I've now done a trial implementation that keeps a copy of the status byte in
each directory iterator on operating systems which support it. That means at
least Windows, Linux, Mac OS X, and any OS derived from BSD.
...
The timing differences between the two modes are dramatic. With Windows XP
SP 2, 1 gigabyte main memory, compiled with VC++ 7.1 in release mode, in
an NTFS directory with 15,046 files, run from a freshly booted machine,
average of three runs:
6.06 seconds with status()
     1.04 seconds without status()
.91 seconds with status() from iterator

I doubt "status() from iterator is actually faster than "without status()".
The timing abnormality was probably because the tests were separated by two
days, and an automatic disk defrag ran in the meantime.
...
Additional runs (showing no disk activity whatsoever because of disk
caching):
1.03 seconds with status()
      .31 seconds without status()
.31 seconds with status() from iterator.

Given that there is a six times performance difference on real disk pages, a
three times difference even on cached pages, and these differences have a
practical impact on real applications, Boost.Filesystem needs to address
this.

My trial implementation depended on an additional overload for the predicate
functions. Using it led to three conclusions: (1) enable_if is wonderful
(but we already knew that:-), (2) with overloaded predicate functions, the
"too similar" interface problem that Chris Frey mentioned is more serious
than I thought, and (3) overloaded predicate functions do work but are a
kludge.

It is important to understand that caching a copy of the status byte in
directory iterators, and then later referencing that copy rather than going
back to the disk, has to be under user control because it alters the
behavior of programs. (I suspect that's why the operating systems themselves
don't do hidden status caching.) Because in some applications an iterator
can quickly become very stale, the user needs explicit control to go to the
disk if concerned about race conditions, or to used the iterator status if
efficiency is of greater concern.

The "too similar" problem with overloading predicate functions on
directory_iterator is that two very similar calls have different behavior:

     if ( is_directory( *itr ) ) // uses current status

     if ( is_directory( itr ) ) // uses cached status, which may be very
stale

That looks like a race-condition trap for unwary users.

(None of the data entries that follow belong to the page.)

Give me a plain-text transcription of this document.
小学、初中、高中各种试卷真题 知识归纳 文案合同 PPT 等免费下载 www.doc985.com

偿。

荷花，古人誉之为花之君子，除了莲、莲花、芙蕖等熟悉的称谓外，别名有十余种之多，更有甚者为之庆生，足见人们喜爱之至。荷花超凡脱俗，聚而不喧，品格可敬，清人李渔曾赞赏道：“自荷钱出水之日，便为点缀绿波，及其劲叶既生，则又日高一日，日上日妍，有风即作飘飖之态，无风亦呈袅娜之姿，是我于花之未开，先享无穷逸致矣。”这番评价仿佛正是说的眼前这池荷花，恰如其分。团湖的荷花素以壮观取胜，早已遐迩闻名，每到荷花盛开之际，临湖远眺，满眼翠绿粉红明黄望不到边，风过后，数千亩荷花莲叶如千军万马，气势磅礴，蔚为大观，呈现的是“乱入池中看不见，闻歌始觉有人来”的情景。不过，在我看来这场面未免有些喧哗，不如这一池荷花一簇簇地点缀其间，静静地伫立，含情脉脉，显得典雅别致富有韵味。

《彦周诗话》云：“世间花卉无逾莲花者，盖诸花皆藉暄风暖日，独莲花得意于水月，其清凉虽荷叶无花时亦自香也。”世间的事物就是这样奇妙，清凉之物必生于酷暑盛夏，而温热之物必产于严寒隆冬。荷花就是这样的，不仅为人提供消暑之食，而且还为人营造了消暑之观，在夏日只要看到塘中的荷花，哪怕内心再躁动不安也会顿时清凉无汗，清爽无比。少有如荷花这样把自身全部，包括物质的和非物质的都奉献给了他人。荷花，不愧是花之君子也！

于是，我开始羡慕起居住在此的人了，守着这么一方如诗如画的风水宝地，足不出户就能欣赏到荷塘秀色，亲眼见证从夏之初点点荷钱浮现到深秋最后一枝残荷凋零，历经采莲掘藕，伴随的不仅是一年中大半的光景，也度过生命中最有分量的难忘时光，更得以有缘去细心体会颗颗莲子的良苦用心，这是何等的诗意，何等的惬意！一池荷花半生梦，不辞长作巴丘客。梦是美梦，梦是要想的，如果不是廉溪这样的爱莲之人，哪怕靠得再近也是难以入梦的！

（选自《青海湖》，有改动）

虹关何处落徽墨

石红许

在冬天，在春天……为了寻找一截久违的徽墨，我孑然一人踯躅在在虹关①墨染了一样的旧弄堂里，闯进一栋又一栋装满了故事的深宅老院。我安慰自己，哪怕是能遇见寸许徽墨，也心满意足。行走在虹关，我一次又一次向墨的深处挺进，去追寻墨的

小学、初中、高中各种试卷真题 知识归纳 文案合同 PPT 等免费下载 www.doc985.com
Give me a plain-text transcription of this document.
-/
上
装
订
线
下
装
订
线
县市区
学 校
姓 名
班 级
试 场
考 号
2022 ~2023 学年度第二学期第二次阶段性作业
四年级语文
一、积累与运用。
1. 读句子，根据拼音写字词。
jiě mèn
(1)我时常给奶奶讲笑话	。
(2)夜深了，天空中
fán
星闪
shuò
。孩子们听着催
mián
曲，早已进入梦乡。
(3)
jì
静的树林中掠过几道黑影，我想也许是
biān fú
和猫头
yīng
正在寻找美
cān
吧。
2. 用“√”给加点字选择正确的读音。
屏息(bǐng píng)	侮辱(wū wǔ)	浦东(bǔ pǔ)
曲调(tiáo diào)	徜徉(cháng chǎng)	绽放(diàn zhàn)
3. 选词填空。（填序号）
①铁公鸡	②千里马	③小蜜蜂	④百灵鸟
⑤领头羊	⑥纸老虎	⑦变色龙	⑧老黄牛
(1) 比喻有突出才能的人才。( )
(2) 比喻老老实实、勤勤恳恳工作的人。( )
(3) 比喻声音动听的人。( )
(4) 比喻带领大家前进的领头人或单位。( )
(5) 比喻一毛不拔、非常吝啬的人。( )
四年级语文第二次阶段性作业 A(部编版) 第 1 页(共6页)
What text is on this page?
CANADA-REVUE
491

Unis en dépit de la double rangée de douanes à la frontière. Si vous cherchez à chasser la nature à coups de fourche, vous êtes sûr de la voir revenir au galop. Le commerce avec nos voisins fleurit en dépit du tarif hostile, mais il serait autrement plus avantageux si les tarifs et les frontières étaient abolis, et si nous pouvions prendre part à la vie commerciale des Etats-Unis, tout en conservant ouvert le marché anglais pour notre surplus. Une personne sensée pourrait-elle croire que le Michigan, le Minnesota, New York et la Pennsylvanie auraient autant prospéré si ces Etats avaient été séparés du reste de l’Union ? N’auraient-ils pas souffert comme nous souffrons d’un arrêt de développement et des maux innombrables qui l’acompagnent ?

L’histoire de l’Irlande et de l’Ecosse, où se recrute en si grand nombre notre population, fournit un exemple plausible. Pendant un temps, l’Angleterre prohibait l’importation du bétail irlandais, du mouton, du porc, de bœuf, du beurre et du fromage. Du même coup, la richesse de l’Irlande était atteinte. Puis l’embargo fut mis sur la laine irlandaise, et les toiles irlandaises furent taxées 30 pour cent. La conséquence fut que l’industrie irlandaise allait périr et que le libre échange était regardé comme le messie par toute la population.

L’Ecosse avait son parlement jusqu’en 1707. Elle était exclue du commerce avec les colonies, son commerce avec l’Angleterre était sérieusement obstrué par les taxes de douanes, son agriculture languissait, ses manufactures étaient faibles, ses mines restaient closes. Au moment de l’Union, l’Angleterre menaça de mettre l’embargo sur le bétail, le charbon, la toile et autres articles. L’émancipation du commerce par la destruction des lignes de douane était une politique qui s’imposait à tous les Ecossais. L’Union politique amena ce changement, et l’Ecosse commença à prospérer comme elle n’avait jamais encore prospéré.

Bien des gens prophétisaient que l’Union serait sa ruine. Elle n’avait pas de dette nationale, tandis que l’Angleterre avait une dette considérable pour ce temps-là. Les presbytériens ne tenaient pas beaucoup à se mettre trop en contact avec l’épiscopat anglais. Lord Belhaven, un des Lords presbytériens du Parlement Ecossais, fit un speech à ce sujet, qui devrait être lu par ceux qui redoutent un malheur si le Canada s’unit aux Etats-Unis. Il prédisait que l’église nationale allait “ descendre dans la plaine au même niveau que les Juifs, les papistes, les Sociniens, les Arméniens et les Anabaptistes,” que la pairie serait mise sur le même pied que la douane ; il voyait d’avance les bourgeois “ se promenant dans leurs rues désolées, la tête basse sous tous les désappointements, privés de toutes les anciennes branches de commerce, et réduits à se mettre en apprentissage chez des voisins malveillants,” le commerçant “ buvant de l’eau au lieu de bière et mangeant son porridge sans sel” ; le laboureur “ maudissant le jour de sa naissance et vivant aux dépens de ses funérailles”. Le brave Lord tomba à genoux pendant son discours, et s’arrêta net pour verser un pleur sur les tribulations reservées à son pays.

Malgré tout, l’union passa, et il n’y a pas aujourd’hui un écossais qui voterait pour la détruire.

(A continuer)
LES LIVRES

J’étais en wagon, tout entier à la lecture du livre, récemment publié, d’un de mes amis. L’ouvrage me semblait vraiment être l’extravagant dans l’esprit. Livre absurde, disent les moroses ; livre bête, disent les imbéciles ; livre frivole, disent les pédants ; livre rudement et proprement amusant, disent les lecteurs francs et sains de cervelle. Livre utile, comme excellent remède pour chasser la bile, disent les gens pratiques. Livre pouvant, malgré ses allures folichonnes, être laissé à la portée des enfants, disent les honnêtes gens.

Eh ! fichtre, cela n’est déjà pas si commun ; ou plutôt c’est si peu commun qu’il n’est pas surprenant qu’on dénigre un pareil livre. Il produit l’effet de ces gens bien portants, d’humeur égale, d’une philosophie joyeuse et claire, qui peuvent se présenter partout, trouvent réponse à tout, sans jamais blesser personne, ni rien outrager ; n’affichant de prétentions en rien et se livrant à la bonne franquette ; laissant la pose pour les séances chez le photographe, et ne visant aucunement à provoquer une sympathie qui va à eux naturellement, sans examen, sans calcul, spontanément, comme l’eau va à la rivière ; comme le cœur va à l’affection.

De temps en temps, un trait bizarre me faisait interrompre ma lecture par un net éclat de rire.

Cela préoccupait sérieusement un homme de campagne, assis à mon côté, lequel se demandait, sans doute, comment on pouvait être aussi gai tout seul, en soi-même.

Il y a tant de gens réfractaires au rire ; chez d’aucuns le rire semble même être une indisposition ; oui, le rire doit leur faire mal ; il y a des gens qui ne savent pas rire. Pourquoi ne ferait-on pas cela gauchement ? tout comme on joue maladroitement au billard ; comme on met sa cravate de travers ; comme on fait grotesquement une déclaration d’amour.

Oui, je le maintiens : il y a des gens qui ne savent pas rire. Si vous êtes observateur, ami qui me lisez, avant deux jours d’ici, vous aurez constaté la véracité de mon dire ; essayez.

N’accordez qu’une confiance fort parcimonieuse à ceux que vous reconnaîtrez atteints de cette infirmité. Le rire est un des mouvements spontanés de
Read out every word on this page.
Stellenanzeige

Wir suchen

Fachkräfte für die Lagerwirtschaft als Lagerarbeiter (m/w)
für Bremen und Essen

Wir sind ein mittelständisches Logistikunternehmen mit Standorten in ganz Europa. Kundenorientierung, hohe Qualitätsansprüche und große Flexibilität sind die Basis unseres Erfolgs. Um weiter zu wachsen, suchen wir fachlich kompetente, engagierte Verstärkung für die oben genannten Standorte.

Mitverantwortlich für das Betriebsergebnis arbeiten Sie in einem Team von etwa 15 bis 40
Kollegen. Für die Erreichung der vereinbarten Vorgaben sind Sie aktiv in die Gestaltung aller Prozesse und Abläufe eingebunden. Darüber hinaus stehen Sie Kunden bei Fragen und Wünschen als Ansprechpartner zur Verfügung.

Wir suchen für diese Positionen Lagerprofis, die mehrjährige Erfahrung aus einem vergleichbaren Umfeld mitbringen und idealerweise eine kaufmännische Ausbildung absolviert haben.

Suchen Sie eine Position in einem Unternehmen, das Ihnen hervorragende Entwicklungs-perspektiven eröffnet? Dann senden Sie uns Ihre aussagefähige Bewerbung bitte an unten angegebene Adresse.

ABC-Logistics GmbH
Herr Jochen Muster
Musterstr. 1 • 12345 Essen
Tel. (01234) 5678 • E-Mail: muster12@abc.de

The kludge aspect of directory iterator overloads for certain functions is
that these depend on secret sharing (via friendship) of information between
the directory iterator implementation and the predicate function
implementation. Not a good sign. If the interface were explicit, the user
controls when and where to use the cached copy, and does so via syntax that
is different enough to eliminate at least some cases of inadvertent use:

     if( itr->is_directory() ) // uses cached status

That's a long way of saying that Chris Frey's original suggestion to have
directory_iterator's value type be a directory_entry class is looking like a
better design. I hate adding more visible interface, but that looks like the
right thing to do.  I'll do a trial implementation and verify it doesn't
impact existing code, etc.

--Beman